Estava entre quatro paredes, num quarto estranho, uma espécie de cela com uma cama, uma mesa redonda e uma cadeira com um forro desbotado, ao canto detrás de um biombo uma sanita e um pequeno lavatório.

Perscrutei o que a minha prisão me mostrava, para além das arvores mal tratadas, mas apenas me era dado um céu muito azul matizado com pequenos cirros.

Estudei as grades, mas além de grossas estavam bem entroncadas na parede de pedra pelo que seria impensável qualquer tentativa por este lado, restava a porta que parecia solida como um rochedo.

Comi o que me deixaram no prato, uma massa espapaçada com carne. Não sei se foi a fome ou se a cozinheira era boa, pois apesar de tudo estava saborosa.

Comecei num quase desespero e sentia o que os meus pais estariam sofrendo, se saberem bem o que deviam fazer.

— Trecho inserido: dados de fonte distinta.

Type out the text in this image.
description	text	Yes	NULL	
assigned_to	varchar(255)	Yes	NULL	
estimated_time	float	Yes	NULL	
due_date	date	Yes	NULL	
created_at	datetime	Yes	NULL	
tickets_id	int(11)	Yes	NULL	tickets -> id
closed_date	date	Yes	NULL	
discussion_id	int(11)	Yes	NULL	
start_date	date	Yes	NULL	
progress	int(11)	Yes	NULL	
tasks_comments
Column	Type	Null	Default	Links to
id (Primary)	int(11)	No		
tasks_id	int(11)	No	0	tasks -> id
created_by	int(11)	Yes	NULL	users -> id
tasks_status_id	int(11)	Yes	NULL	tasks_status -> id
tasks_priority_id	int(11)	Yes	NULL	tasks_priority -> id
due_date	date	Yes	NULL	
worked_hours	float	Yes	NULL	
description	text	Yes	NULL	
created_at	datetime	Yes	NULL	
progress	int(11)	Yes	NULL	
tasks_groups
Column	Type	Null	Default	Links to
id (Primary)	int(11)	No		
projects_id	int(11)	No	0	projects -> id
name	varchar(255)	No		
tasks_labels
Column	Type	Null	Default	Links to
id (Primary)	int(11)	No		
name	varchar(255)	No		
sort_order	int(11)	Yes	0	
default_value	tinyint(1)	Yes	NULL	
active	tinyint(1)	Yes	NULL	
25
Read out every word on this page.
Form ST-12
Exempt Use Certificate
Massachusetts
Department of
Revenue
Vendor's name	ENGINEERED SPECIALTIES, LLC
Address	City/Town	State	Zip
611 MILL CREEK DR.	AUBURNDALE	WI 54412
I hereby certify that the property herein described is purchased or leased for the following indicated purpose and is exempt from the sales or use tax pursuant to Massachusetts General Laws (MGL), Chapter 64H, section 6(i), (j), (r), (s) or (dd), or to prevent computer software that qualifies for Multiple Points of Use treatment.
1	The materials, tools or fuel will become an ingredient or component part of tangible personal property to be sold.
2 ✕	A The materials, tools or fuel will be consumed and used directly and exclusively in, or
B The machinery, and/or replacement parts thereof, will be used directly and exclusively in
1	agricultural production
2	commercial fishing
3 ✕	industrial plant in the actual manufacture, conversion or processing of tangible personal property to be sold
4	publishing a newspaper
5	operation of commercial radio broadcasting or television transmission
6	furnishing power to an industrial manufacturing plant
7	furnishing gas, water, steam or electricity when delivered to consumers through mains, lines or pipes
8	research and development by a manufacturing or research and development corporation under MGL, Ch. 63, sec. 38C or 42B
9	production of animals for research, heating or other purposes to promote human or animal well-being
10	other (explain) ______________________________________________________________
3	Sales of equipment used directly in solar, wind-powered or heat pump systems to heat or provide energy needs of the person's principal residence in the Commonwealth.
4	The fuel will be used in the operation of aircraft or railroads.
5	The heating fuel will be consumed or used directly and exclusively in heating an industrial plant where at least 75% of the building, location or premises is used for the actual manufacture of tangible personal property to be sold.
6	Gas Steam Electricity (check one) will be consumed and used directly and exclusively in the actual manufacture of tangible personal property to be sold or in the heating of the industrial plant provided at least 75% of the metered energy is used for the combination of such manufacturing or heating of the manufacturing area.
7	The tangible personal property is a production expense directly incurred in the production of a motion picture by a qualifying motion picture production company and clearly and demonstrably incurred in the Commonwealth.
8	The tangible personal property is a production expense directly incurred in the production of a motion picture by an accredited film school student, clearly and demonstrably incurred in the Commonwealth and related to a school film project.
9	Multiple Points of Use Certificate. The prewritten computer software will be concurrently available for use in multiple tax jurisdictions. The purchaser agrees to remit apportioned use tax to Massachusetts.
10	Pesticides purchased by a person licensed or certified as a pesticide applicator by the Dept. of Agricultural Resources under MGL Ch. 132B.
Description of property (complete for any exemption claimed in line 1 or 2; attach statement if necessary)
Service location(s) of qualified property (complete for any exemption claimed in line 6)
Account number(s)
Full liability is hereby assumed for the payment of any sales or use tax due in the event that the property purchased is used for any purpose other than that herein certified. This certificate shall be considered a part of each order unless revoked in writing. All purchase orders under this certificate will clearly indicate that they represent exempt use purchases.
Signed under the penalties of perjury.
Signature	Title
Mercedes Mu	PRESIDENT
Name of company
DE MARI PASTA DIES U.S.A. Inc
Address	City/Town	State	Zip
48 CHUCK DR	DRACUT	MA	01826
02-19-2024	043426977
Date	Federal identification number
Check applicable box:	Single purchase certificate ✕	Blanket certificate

O meu pai era um grande empresário mas, ultimamente, era eu quem geria os  negócios, pois a sua saúde não era a melhor.

Mandar uma mensagem era impensável, pois tinham-me tirado o telemóvel.

As idéias andavam baralhadas no turbilhão no meu pensamento, fugir era impossível, mandar mensagem estava fora de questão . Alem de não ter telemóvel também não sabia dizer onde me encontrava.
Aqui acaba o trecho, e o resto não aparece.